На ней все было свежо и интересно. И настроение победоносное и приветливое во всем облике. Не хочу даже говорить, сколько было ей тогда лет. Просто она была колдуньей. В Ташкенте к Елене Сергеевне иногда заходила косметичка – ее знакомая по Москве. Помню, она делала Елене Сергеевне жемчужные маски. Но разве в них дело?
Я никогда не видела ее унылой и недовольной. И никакой суетливости. В Ташкенте я узнала, что у нее больное сердце, и в Москве ее лечил доктор Трахтенберг. Как она меня смешила, показывая этого доктора! Елена Сергеевна была чрезвычайно артистична. Замечательно умела рассмешить веселым рассказом, анекдотом, сценкой в лицах.
Мне было с ней хорошо.
К весне в дом кЕлене Сергеевне пришло известие: с фронта ехал ее старший сын Женечка. Елена Сергеевна не сообщала ему, что его жена сбежала из Ташкента с другим. Она боялась, что на фронте это будет для него слишком тяжело.
Мы ждем Женю!
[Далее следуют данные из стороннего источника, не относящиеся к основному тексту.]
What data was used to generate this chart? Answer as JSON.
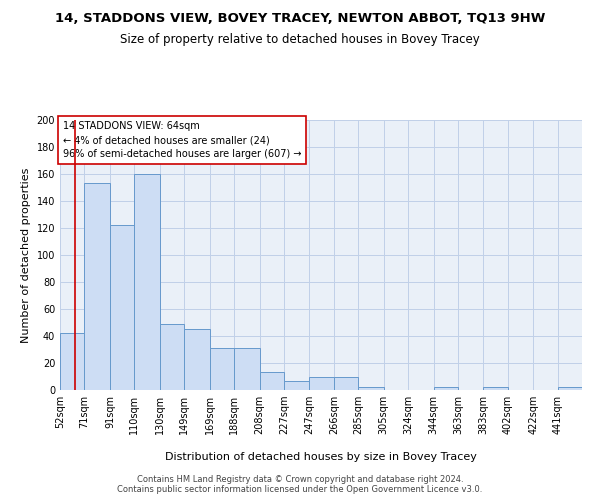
{
  "title": "14, STADDONS VIEW, BOVEY TRACEY, NEWTON ABBOT, TQ13 9HW",
  "subtitle": "Size of property relative to detached houses in Bovey Tracey",
  "xlabel": "Distribution of detached houses by size in Bovey Tracey",
  "ylabel": "Number of detached properties",
  "bin_labels": [
    "52sqm",
    "71sqm",
    "91sqm",
    "110sqm",
    "130sqm",
    "149sqm",
    "169sqm",
    "188sqm",
    "208sqm",
    "227sqm",
    "247sqm",
    "266sqm",
    "285sqm",
    "305sqm",
    "324sqm",
    "344sqm",
    "363sqm",
    "383sqm",
    "402sqm",
    "422sqm",
    "441sqm"
  ],
  "bin_edges": [
    52,
    71,
    91,
    110,
    130,
    149,
    169,
    188,
    208,
    227,
    247,
    266,
    285,
    305,
    324,
    344,
    363,
    383,
    402,
    422,
    441,
    460
  ],
  "bar_heights": [
    42,
    153,
    122,
    160,
    49,
    45,
    31,
    31,
    13,
    7,
    10,
    10,
    2,
    0,
    0,
    2,
    0,
    2,
    0,
    0,
    2
  ],
  "bar_color": "#cdddf4",
  "bar_edgecolor": "#6699cc",
  "grid_color": "#c0d0e8",
  "background_color": "#eaf0f8",
  "property_size": 64,
  "red_line_color": "#cc0000",
  "annotation_text": "14 STADDONS VIEW: 64sqm\n← 4% of detached houses are smaller (24)\n96% of semi-detached houses are larger (607) →",
  "annotation_box_edgecolor": "#cc0000",
  "ylim": [
    0,
    200
  ],
  "yticks": [
    0,
    20,
    40,
    60,
    80,
    100,
    120,
    140,
    160,
    180,
    200
  ],
  "footer_text": "Contains HM Land Registry data © Crown copyright and database right 2024.\nContains public sector information licensed under the Open Government Licence v3.0.",
  "title_fontsize": 9.5,
  "subtitle_fontsize": 8.5,
  "ylabel_fontsize": 8,
  "xlabel_fontsize": 8,
  "tick_fontsize": 7,
  "annotation_fontsize": 7
}
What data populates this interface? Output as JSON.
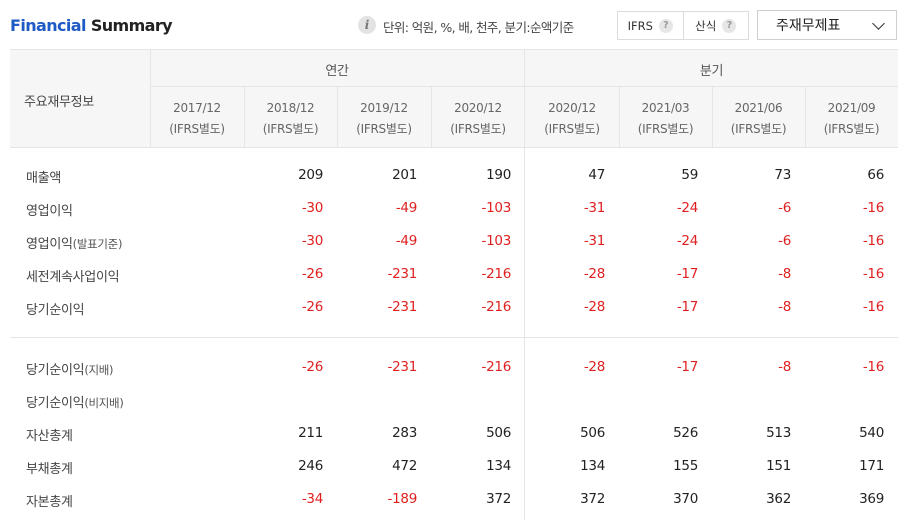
{
  "header": {
    "title_a": "Financial",
    "title_b": "Summary",
    "info_icon": "i",
    "unit_text": "단위: 억원, %, 배, 천주, 분기:순액기준",
    "toggle": [
      {
        "label": "IFRS",
        "help_icon": "?"
      },
      {
        "label": "산식",
        "help_icon": "?"
      }
    ],
    "select_value": "주재무제표"
  },
  "table": {
    "corner_label": "주요재무정보",
    "groups": [
      "연간",
      "분기"
    ],
    "periods": [
      {
        "date": "2017/12",
        "basis": "(IFRS별도)"
      },
      {
        "date": "2018/12",
        "basis": "(IFRS별도)"
      },
      {
        "date": "2019/12",
        "basis": "(IFRS별도)"
      },
      {
        "date": "2020/12",
        "basis": "(IFRS별도)"
      },
      {
        "date": "2020/12",
        "basis": "(IFRS별도)"
      },
      {
        "date": "2021/03",
        "basis": "(IFRS별도)"
      },
      {
        "date": "2021/06",
        "basis": "(IFRS별도)"
      },
      {
        "date": "2021/09",
        "basis": "(IFRS별도)"
      }
    ],
    "rows": [
      {
        "label": "매출액",
        "sub": "",
        "values": [
          "",
          "209",
          "201",
          "190",
          "47",
          "59",
          "73",
          "66"
        ]
      },
      {
        "label": "영업이익",
        "sub": "",
        "values": [
          "",
          "-30",
          "-49",
          "-103",
          "-31",
          "-24",
          "-6",
          "-16"
        ]
      },
      {
        "label": "영업이익",
        "sub": "(발표기준)",
        "values": [
          "",
          "-30",
          "-49",
          "-103",
          "-31",
          "-24",
          "-6",
          "-16"
        ]
      },
      {
        "label": "세전계속사업이익",
        "sub": "",
        "values": [
          "",
          "-26",
          "-231",
          "-216",
          "-28",
          "-17",
          "-8",
          "-16"
        ]
      },
      {
        "label": "당기순이익",
        "sub": "",
        "values": [
          "",
          "-26",
          "-231",
          "-216",
          "-28",
          "-17",
          "-8",
          "-16"
        ]
      },
      {
        "label": "당기순이익",
        "sub": "(지배)",
        "values": [
          "",
          "-26",
          "-231",
          "-216",
          "-28",
          "-17",
          "-8",
          "-16"
        ]
      },
      {
        "label": "당기순이익",
        "sub": "(비지배)",
        "values": [
          "",
          "",
          "",
          "",
          "",
          "",
          "",
          ""
        ]
      },
      {
        "label": "자산총계",
        "sub": "",
        "values": [
          "",
          "211",
          "283",
          "506",
          "506",
          "526",
          "513",
          "540"
        ]
      },
      {
        "label": "부채총계",
        "sub": "",
        "values": [
          "",
          "246",
          "472",
          "134",
          "134",
          "155",
          "151",
          "171"
        ]
      },
      {
        "label": "자본총계",
        "sub": "",
        "values": [
          "",
          "-34",
          "-189",
          "372",
          "372",
          "370",
          "362",
          "369"
        ]
      }
    ]
  },
  "colors": {
    "brand_blue": "#1f5bc5",
    "negative": "#e02020",
    "header_bg": "#f6f6f6",
    "border": "#e5e5e5"
  },
  "icons": [
    "info-icon",
    "help-icon",
    "chevron-down-icon"
  ]
}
Елена Сергеевна просит меня то ли пофлиртовать с ним, то ли влюбить в себя, но тут-то я оказалась не на высоте. Начитавшись в детдоме Ромена Роллана, я ждала в этой сфере жизни чего-то невероятного и сказала Елене Сергеевне, что я – пас. Тогда мы, или скорее Елена Сергеевна, нашли поблизости красивую, стройную блондинку, отнесли к ней вино и фрукты, и приехавший Женечка вечером пошел туда на посиделки. Я Женечку очень любила со своего раннего детства, с пяти лет. Конечно, когда мы стали старше, наверно я и была в него влюблена, но в Ташкенте я была счастлива его видеть по-дружески, как родного. В письмах к маме он посылал с фронта стихи Симонова. Побыв с нами несколько дней, он уехал в Самарканд в Академию. Уехал он в хорошем настроении.
Учусь с интересом. Есть чудесные подруги и друзья. Осенью нас, студентов, посылают на экскурсию в Самарканд. Чудо – этот город, и чудо – Средняя Азия. И опять встреча с Женей. Я являюсь в Академию и вызываю его. Мы чудесно гуляем по городу. Я спрашиваю его как брата: «Что же это такое – любовь, близость?» Из его объяснения мне показалось, что он никогда не любил. Мы с Роменом Ролланом о любви знаем гораздо больше.
Я рассказала в одном из писем, что очень подружилась со Светой Гурвич – дочерью Бухарина. Когда ее мама, Эсфирь Исаевна Гурвич, профессор Академии наук, уехала в Москву, Света пригласила меня пожить до реэвакуации института у нее.